Setting Targets for State Improvement: The Updated State-by-State Interactive Tool
Every state has opportunities to improve health care for its residents, according to The Commonwealth Fund’s latest Scorecard on State Health System Performance, 2017 Edition. But what kinds of advances could states expect to see for their efforts? To help answer that question, we’ve updated our interactive tool that illustrates the gains states could make by performing at the level of leading states on 14 measures of health care access, quality, and outcomes.
Say, for instance, leaders in Georgia wanted to know how expanding Medicaid for low-income residents could reduce the number of adults who say they skip needed care because of cost. Using our tool, they could explore the experiences of other states that have already expanded Medicaid and see how Georgia lines up and could benefit.
Let’s look at an example.
The Scorecard tells us that in 2015, insured rates among working-age adults (i.e., those ages 19 to 64) averaged 91 percent in states that had expanded their Medicaid programs under the Affordable Care Act,1 compared to 84 percent in states that had not expanded. On average, 11 percent of adults in expansion states reported not getting care when needed because of cost, compared to 14 percent in nonexpansion states.
Using our example of Georgia, which as of April 2017 had not expanded Medicaid, we can see that the state still made gains in insurance coverage under the ACA. The share of insured adults rose from 74 percent in 2013, the year before the ACA’s major coverage expansions took effect, to 81 percent in 2015. Accompanying this increase, fewer adults in Georgia reported not getting needed care because of cost in 2015 (16%) than in 2013 (20%). These gains were likely driven by the ACA’s premium subsidies available to low- and moderate-income individuals and families who purchase private insurance in the marketplace. Many Georgians benefited from the increased coverage options available under the ACA; still more could benefit if the state expanded its Medicaid program.
Using the interactive tool, you can see that if the insured rate among working-age adults in Georgia rose to the expansion-state average of 91 percent, an estimated 619,770 more adults in Georgia would be insured. Similarly, if the share of adults not able to get care because of cost in Georgia dropped to the expansion-state average of 11 percent, about 382,207 fewer Georgians would skip needed care.
The table below highlights the gains that would be realized in other nonexpansion states that performed below the average rates achieved in states that expanded Medicaid.
This same approach can be used to estimate the impact of other improvements in health and health care. For example, if Virginia, where the rate of adult smokers matches the adult smoking rate in the U.S. as a whole (17%), improved to the level of a better-performing state, like California, there would be nearly 380,978 fewer Virginians who smoke cigarettes. If California improved to the level of Utah—the best-performing state on this indicator—599,101 fewer Californians would smoke.

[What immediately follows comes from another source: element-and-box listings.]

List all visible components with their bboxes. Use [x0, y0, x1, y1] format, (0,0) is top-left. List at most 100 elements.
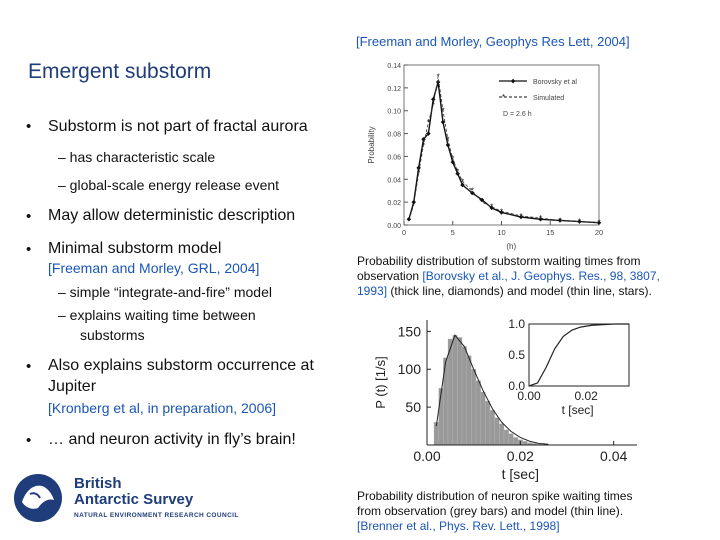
y-tick-label: 0.10	[387, 109, 401, 116]
y-tick-label: 0.14	[387, 63, 401, 70]
legend-label-borovsky: Borovsky et al	[533, 79, 577, 86]
inset-y-tick-label: 0.0	[508, 379, 525, 393]
y-tick-label: 0.08	[387, 132, 401, 139]
bullet-dot: •	[26, 432, 32, 449]
x-axis-label: (h)	[506, 242, 516, 251]
plot-frame	[403, 64, 600, 226]
caption-text: (thick line, diamonds) and model (thin l…	[387, 284, 652, 298]
histogram-bar	[447, 338, 453, 446]
logo-line1: British	[74, 475, 122, 492]
y-tick-label: 0.12	[387, 86, 401, 93]
data-point-simulated: *	[480, 198, 483, 207]
x-tick-label: 15	[546, 228, 554, 237]
legend-marker-borovsky	[510, 78, 516, 84]
y-tick-label: 50	[405, 399, 421, 415]
bas-logo	[12, 472, 64, 529]
sub-global-scale: – global-scale energy release event	[58, 177, 280, 193]
legend-label-simulated: Simulated	[533, 95, 564, 102]
data-point-simulated: *	[490, 203, 493, 212]
bullet-dot: •	[26, 208, 32, 225]
reference-borovsky-year: 1993]	[357, 284, 388, 298]
histogram-bar	[471, 369, 477, 446]
histogram-bar	[494, 417, 500, 446]
data-point-simulated: *	[437, 72, 440, 81]
data-point-simulated: *	[578, 218, 581, 227]
caption-substorm-line3: 1993] (thick line, diamonds) and model (…	[357, 284, 717, 299]
logo-line3: NATURAL ENVIRONMENT RESEARCH COUNCIL	[74, 512, 239, 519]
histogram-bar	[508, 433, 514, 446]
reference-borovsky: [Borovsky et al., J. Geophys. Res., 98, …	[422, 269, 660, 283]
data-point-simulated: *	[456, 167, 459, 176]
data-point-simulated: *	[417, 170, 420, 179]
y-tick-label: 0.02	[387, 200, 401, 207]
top-reference: [Freeman and Morley, Geophys Res Lett, 2…	[356, 34, 630, 49]
x-tick-label: 0.00	[413, 448, 440, 464]
sub-waiting-time-cont: substorms	[80, 327, 145, 343]
y-tick-label: 150	[398, 323, 422, 339]
inset-y-tick-label: 1.0	[508, 317, 525, 331]
histogram-bar	[513, 437, 519, 446]
reference-freeman-grl: [Freeman and Morley, GRL, 2004]	[48, 260, 260, 276]
reference-kronberg: [Kronberg et al, in preparation, 2006]	[48, 400, 277, 416]
histogram-bar	[522, 441, 528, 446]
inset-frame	[528, 323, 630, 387]
caption-substorm-line1: Probability distribution of substorm wai…	[357, 254, 641, 268]
bullet-dot: •	[26, 358, 32, 375]
data-point-simulated: *	[597, 219, 600, 228]
bullet-fractal: Substorm is not part of fractal aurora	[48, 118, 308, 135]
caption-neuron-line1: Probability distribution of neuron spike…	[357, 489, 633, 503]
caption-neuron: Probability distribution of neuron spike…	[357, 489, 717, 534]
caption-substorm: Probability distribution of substorm wai…	[357, 254, 717, 299]
histogram-bar	[480, 391, 486, 446]
legend-label-d: D = 2.6 h	[503, 111, 532, 118]
histogram-bar	[499, 423, 505, 446]
data-point-simulated: *	[407, 216, 410, 225]
y-tick-label: 0.00	[387, 223, 401, 230]
substorm-waiting-time-chart: 0.00 0.02 0.04 0.06 0.08 0.10 0.12 0.14 0 5 10 15 20…	[367, 63, 603, 251]
bullet-neuron: … and neuron activity in fly’s brain!	[48, 431, 296, 448]
y-tick-label: 0.06	[387, 154, 401, 161]
logo-line2: Antarctic Survey	[74, 491, 194, 508]
y-tick-label: 0.04	[387, 177, 401, 184]
histogram-bar	[457, 337, 463, 446]
bullet-dot: •	[26, 118, 32, 135]
data-point-simulated: *	[422, 141, 425, 150]
histogram-bar	[475, 380, 481, 446]
reference-brenner: [Brenner et al., Phys. Rev. Lett., 1998]	[357, 519, 560, 533]
histogram-bar	[503, 429, 509, 446]
histogram-bar	[485, 400, 491, 446]
page-title: Emergent substorm	[28, 60, 212, 83]
series-line-borovsky	[408, 81, 600, 224]
data-point-simulated: *	[471, 187, 474, 196]
inset-y-tick-label: 0.5	[508, 348, 525, 362]
data-point-simulated: *	[500, 207, 503, 216]
x-tick-label: 0.02	[507, 448, 534, 464]
y-tick-label: 100	[398, 361, 422, 377]
x-tick-label: 5	[451, 228, 455, 237]
data-point-simulated: *	[451, 155, 454, 164]
x-tick-label: 0.04	[600, 448, 627, 464]
inset-x-tick-label: 0.02	[574, 389, 598, 403]
caption-neuron-line2: from observation (grey bars) and model (…	[357, 504, 624, 518]
histogram-bar	[466, 355, 472, 446]
legend-marker-simulated: *	[502, 93, 505, 102]
data-point-simulated: *	[412, 200, 415, 209]
bullet-minimal-model: Minimal substorm model	[48, 240, 222, 257]
model-line	[435, 334, 549, 445]
inset-x-tick-label: 0.00	[517, 389, 541, 403]
bas-emblem-icon	[14, 474, 62, 522]
bullet-deterministic: May allow deterministic description	[48, 207, 296, 224]
data-point-simulated: *	[432, 101, 435, 110]
histogram-bar	[489, 410, 495, 446]
histogram-bar	[461, 346, 467, 446]
x-tick-label: 20	[595, 228, 603, 237]
caption-text: observation	[357, 269, 423, 283]
x-tick-label: 0	[402, 228, 406, 237]
x-axis-label: t [sec]	[502, 466, 539, 482]
inset-x-axis-label: t [sec]	[562, 403, 594, 417]
data-point-simulated: *	[558, 216, 561, 225]
bullet-jupiter: Also explains substorm occurrence at	[48, 357, 314, 374]
x-tick-label: 10	[497, 228, 505, 237]
y-axis-label: P (t) [1/s]	[373, 356, 388, 409]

We encourage you to use this tool—and the Scorecard—to explore performance in your state, learn from other states’ experiences, and set achievable goals for improvement. As always, we welcome your feedback and suggestions.
1 The Scorecard sets January 1, 2015, as the cutoff date for which a state would be considered an expansion state, because this date best aligns with the health insurance coverage data used in this analysis from the American Community Survey. Alaska, Indiana, Louisiana, and Montana implemented Medicaid expansion between February 2015 and July 2016 but are considered nonexpanding states in this Scorecard.